PROJECT SUMMARY Tamoxifen is the most prescribed cancer drug in the world. Tamoxifen is a selective estrogen receptor modulator (SERM) that is used to treat patients with breast tumors that express estrogen receptor alpha (ER), acting as a partial antagonist that blocks ER’s growth-promoting activity. The use of tamoxifen has greatly benefited breast cancer patients by significantly reducing the risk of recurrence. Unfortunately, several severe side effects accompany the recommended 5-10-year course of tamoxifen treatment, including increased risk of endometrial cancer. It has been shown that tamoxifen acts as an ER agonist in the endometrium and in endometrial cancer cells. However, despite the initial observation of tamoxifen-associated endometrial cancer more than 30 years ago, the molecular mechanisms remain poorly understood. The leading hypothesis is that different cofactors interact with ER upon tamoxifen binding and these cofactors differ between breast cancer cells and endometrial cells. In this proposal, we will address the decades-old question of how tamoxifen acts as an agonist in endometrial cells using cutting edge techniques. We will use two approaches to determine key factors that underlie tamoxifen’s differential actions in breast and endometrial cancer. In specific aim 1, we will focus on the cofactor hypothesis by applying RIME, which identifies co-occurring factors on chromatin, to breast cancer cells and our unique collection of endometrial cancer and normal endometrial samples that have undergone treatment with estradiol and 4-hydroxytamoxifen. In specific aim 2, we will cast a broader net by using CRISPR approaches to identify genes essential for tamoxifen’s ER agonist role in endometrial cells and compare results to similar studies in breast cancer cells. The successful completion of this project will lead to a mechanistic understanding of how tamoxifen has dichotomous roles, being both an effective breast cancer treatment and an endometrial cancer risk factor. This knowledge will aid in identifying alternative breast cancer treatment strategies that reduce the chance of developing a deadly side effect and will help in discovering new therapeutic targets for endometrial cancer patients.

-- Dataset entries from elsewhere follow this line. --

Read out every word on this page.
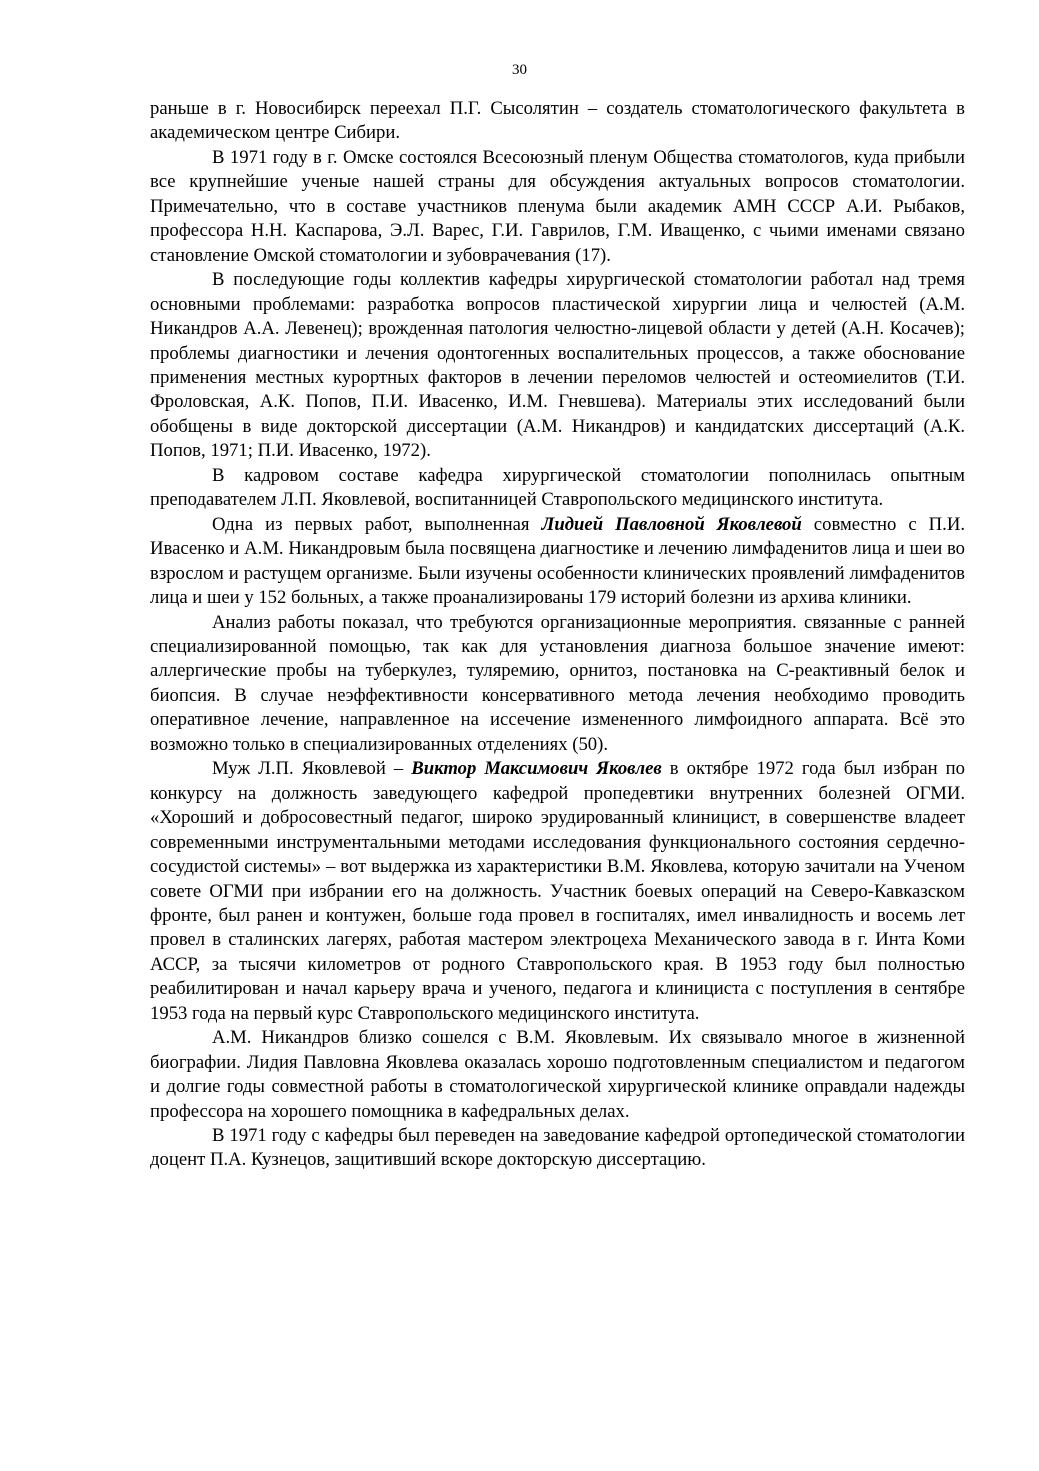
30

раньше в г. Новосибирск переехал П.Г. Сысолятин – создатель стоматологического факультета в академическом центре Сибири.

В 1971 году в г. Омске состоялся Всесоюзный пленум Общества стоматологов, куда прибыли все крупнейшие ученые нашей страны для обсуждения актуальных вопросов стоматологии. Примечательно, что в составе участников пленума были академик АМН СССР А.И. Рыбаков, профессора Н.Н. Каспарова, Э.Л. Варес, Г.И. Гаврилов, Г.М. Иващенко, с чьими именами связано становление Омской стоматологии и зубоврачевания (17).

В последующие годы коллектив кафедры хирургической стоматологии работал над тремя основными проблемами: разработка вопросов пластической хирургии лица и челюстей (А.М. Никандров А.А. Левенец); врожденная патология челюстно-лицевой области у детей (А.Н. Косачев); проблемы диагностики и лечения одонтогенных воспалительных процессов, а также обоснование применения местных курортных факторов в лечении переломов челюстей и остеомиелитов (Т.И. Фроловская, А.К. Попов, П.И. Ивасенко, И.М. Гневшева). Материалы этих исследований были обобщены в виде докторской диссертации (А.М. Никандров) и кандидатских диссертаций (А.К. Попов, 1971; П.И. Ивасенко, 1972).

В кадровом составе кафедра хирургической стоматологии пополнилась опытным преподавателем Л.П. Яковлевой, воспитанницей Ставропольского медицинского института.

Одна из первых работ, выполненная Лидией Павловной Яковлевой совместно с П.И. Ивасенко и А.М. Никандровым была посвящена диагностике и лечению лимфаденитов лица и шеи во взрослом и растущем организме. Были изучены особенности клинических проявлений лимфаденитов лица и шеи у 152 больных, а также проанализированы 179 историй болезни из архива клиники.

Анализ работы показал, что требуются организационные мероприятия. связанные с ранней специализированной помощью, так как для установления диагноза большое значение имеют: аллергические пробы на туберкулез, туляремию, орнитоз, постановка на С-реактивный белок и биопсия. В случае неэффективности консервативного метода лечения необходимо проводить оперативное лечение, направленное на иссечение измененного лимфоидного аппарата. Всё это возможно только в специализированных отделениях (50).

Муж Л.П. Яковлевой – Виктор Максимович Яковлев в октябре 1972 года был избран по конкурсу на должность заведующего кафедрой пропедевтики внутренних болезней ОГМИ. «Хороший и добросовестный педагог, широко эрудированный клиницист, в совершенстве владеет современными инструментальными методами исследования функционального состояния сердечно-сосудистой системы» – вот выдержка из характеристики В.М. Яковлева, которую зачитали на Ученом совете ОГМИ при избрании его на должность. Участник боевых операций на Северо-Кавказском фронте, был ранен и контужен, больше года провел в госпиталях, имел инвалидность и восемь лет провел в сталинских лагерях, работая мастером электроцеха Механического завода в г. Инта Коми АССР, за тысячи километров от родного Ставропольского края. В 1953 году был полностью реабилитирован и начал карьеру врача и ученого, педагога и клинициста с поступления в сентябре 1953 года на первый курс Ставропольского медицинского института.

А.М. Никандров близко сошелся с В.М. Яковлевым. Их связывало многое в жизненной биографии. Лидия Павловна Яковлева оказалась хорошо подготовленным специалистом и педагогом и долгие годы совместной работы в стоматологической хирургической клинике оправдали надежды профессора на хорошего помощника в кафедральных делах.

В 1971 году с кафедры был переведен на заведование кафедрой ортопедической стоматологии доцент П.А. Кузнецов, защитивший вскоре докторскую диссертацию.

项目摘要 他莫昔芬是世界上最常用的抗癌药物。他莫昔芬是一种选择性雌激素受体 调节剂（SERM），用于治疗表达雌激素受体α（ER）的乳腺肿瘤患者， 作为部分拮抗剂阻断ER的促生长活性。他莫昔芬的使用 通过显著降低复发风险使乳腺癌患者受益。不幸的是，一些严重的 副作用伴随着推荐的5-10年的他莫昔芬治疗过程，包括增加的风险， 子宫内膜癌已经表明，他莫昔芬在子宫内膜和子宫内膜异位症中作为ER激动剂起作用。 子宫内膜癌细胞然而，尽管最初观察到他莫昔芬相关的子宫内膜癌， 30多年前，对分子机制仍然知之甚少。主要的假设是， 不同的辅因子在他莫昔芬结合后与ER相互作用，并且这些辅因子在乳腺癌之间不同。 细胞和子宫内膜细胞。在这份提案中，我们将解决他莫昔芬如何发挥作用的几十年来的问题 作为子宫内膜细胞的激动剂。我们将使用两种方法来确定密钥 三苯氧胺在乳腺癌和子宫内膜癌中不同作用的基础因素。具体目标1： 通过应用识别染色质上共现因子的RIME， 乳腺癌细胞和我们独特的收集子宫内膜癌和正常子宫内膜样本， 接受雌二醇和4-羟基他莫昔芬治疗。在具体目标2中，我们将撒下更广泛的网， 使用CRISPR方法鉴定他莫昔芬在子宫内膜细胞中ER激动剂作用所必需的基因， 将结果与乳腺癌细胞中的类似研究进行比较。该项目的成功完成将导致 机械地理解他莫昔芬是如何具有二分作用的， 治疗和子宫内膜癌的危险因素。这些知识将有助于确定替代乳腺癌 治疗策略，减少发展致命的副作用的机会，并将有助于发现新的 子宫内膜癌患者的治疗靶点。